In early 2011, communication expert Jim Nichols wrote in Forbes magazine about the ‘land grab happening now in the internet world’. He was talking about the importance of ‘location location location’ in terms of being in the Google top ten of any search customers make.
Fighting to achieve and hold high Google rankings on their mysterious algorithms is becoming ever more cut-throat. SEO has matured as an art form in less than a decade and optimising, domain aging and links have settled practices.
Customer Searching Is Outdated
However, as the battle for the coveted top spots gets hotter, the fact is that searching for a given keyword is fast becoming old hat in business struggling to push up market share.
Customers are already using other vehicles to access information about goods and services, even on the move from portable devices. They want products first and foremost, not necessarily the name and images of the provider. The new development and challenge for businesses is to get the message out to consumers who search and those who don’t!
Businesses in almost every sector and certainly their customers are waking up to the possibilities for commerce from the plethora of communication channels now available and how they can be mixed and matched.
Conflicting figures paint an often confused picture of the true health of the retailing high street, but the fact is, that personal, real life shopping is still mega business. It’s just that online shopping is overtaking it on every front.

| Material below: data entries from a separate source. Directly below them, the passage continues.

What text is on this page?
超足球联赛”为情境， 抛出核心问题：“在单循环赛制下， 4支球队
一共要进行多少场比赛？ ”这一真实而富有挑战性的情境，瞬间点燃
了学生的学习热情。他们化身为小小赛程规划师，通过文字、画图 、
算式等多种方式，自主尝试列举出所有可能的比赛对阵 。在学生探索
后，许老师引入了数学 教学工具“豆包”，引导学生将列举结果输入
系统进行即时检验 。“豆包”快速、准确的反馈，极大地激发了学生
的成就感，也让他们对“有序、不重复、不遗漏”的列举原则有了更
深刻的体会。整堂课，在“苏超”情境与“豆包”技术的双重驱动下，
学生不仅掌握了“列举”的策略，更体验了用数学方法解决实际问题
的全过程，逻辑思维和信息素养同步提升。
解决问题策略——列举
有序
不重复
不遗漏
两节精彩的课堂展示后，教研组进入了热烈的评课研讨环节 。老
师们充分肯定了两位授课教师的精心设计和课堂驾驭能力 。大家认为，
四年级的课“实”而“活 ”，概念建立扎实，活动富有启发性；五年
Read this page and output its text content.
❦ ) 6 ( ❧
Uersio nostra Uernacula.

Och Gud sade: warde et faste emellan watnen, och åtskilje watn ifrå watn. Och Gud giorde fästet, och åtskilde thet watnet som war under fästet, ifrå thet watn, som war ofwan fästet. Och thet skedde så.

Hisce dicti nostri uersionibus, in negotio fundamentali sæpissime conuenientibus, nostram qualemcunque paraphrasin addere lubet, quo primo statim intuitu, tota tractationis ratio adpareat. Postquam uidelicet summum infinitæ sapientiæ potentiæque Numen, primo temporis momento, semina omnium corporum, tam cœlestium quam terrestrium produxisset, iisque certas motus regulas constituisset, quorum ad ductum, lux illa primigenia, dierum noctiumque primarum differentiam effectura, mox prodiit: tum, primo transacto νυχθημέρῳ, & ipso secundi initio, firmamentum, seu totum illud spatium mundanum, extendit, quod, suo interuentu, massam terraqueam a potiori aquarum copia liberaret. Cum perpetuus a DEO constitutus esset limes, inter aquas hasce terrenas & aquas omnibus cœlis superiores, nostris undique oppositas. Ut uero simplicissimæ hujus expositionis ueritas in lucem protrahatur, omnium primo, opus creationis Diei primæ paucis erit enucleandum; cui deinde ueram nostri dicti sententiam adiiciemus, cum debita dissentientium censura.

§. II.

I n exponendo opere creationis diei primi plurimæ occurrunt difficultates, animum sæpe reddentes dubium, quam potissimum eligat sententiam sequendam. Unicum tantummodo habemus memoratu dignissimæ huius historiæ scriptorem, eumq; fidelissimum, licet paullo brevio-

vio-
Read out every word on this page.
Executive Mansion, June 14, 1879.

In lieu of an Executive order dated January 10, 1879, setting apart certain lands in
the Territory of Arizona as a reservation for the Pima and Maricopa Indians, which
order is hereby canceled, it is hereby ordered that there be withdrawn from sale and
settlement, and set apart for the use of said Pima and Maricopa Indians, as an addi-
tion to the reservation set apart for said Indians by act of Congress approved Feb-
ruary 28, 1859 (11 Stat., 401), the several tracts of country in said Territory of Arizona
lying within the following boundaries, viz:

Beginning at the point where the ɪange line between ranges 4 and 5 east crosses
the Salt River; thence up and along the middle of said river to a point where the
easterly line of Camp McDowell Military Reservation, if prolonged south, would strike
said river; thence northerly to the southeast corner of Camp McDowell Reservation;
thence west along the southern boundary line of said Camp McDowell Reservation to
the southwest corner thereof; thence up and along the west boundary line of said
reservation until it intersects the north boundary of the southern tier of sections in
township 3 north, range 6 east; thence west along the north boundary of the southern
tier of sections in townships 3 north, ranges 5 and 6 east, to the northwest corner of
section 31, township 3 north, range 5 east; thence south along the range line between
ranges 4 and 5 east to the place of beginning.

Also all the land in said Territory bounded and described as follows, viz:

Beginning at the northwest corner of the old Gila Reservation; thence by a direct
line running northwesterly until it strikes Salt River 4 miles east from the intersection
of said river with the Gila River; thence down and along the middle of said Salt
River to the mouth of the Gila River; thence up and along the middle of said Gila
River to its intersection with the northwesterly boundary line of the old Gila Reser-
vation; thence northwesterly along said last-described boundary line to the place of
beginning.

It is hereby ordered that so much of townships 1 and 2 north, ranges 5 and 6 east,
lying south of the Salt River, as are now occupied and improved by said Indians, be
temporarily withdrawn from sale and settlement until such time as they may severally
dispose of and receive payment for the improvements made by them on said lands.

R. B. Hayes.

Now the web through sites adorned with video pods and links, emails, texts, mobile communications and social media are the weapons of choice in trading. The mobile phone itself has become an increasingly important tool in shopping.
None of it works efficiently if companies cannot identify, categorise and advertise to customers as known individuals. Direct appeals through near field communication/proximity card technology are growing in popularity and QR codes look set to revolutionise data management/advertising even more than the humble bar code did in its day.
Customer Experience is King
An entire industry has grown up in recent times to explain, exploit and expand the ‘customer experience’. These experts argue that the technology used, even the goods purchased, are far less exciting than the experience of the shopping.
There is a science in making it so good the customer will return. Supply chain, stock control and logistic training has improved out of all recognition in the past decade. Of course issues like transport, fuel and energy pricing and inflation all have a bearing on the experience for better or worse.
Coupled with that is the making it easier and easier to extract payment for goods and services. The latest is an app from Barclays, the Pingit which will permit the sending and receiving of money (between £1 and £300, with a daily max of £5000) between anybody in the UK with a current account and a mobile phone number.
The beauty of it is that no bank details will be shared, it’s on iOS, BlackBerry and Android (though people can register online in advance and then their phone system is irrelevant) and by this spring Barclays will enable it to everyone in the UK over 18, whether a Barclays’ customer or not.
Pizza Express have for some time had available the Pizza Express iPhone app that allows customers to pay for their meals at their tables and go. It meant that the company had to install wi-fi in its 385 outlets at considerable expense, but was another asset in attracting customers. It is another branch of mobile banking and one more nail in the coffin of actual coins and notes, but the fatal flaw could be human error (as always): if somebody inputs a wrong number, the cash would be sent to a stranger.
E-cash Is Inevitable
Olav Scheible, managing director of PayPal UK reckoned in February 2012 that what digital money means for business is ‘a great opportunity to reach new markets’, though some see it as a threat to what they have done traditionally.
He thought the trick was to do both conventional retailing well yet excel at e-money trading, the so-called ‘brick and click’ businesses simultaneously.
Gary Hocking, deputy Chief Executive of the UK Payments Council told Business Technology (Feb 12) that they saw the regulatory framework as neither the driver nor the inhibitor of change in people’s payment habits. ‘The key in the UK is the variety of payment options’ and how long it will take any payment option to become dominant that will ‘change the landscape’ of commerce.
Estimates put the growth of the e-tail market at 16% a year and rising fast, but multi-channeling is not confined to buying and selling commodities. Services are no different in essence from commodities and are just as easily traded on a wide variety of channels and more and more will be. So, it seems whatever business you’re in, e-cash via multi-channels is the key to survival.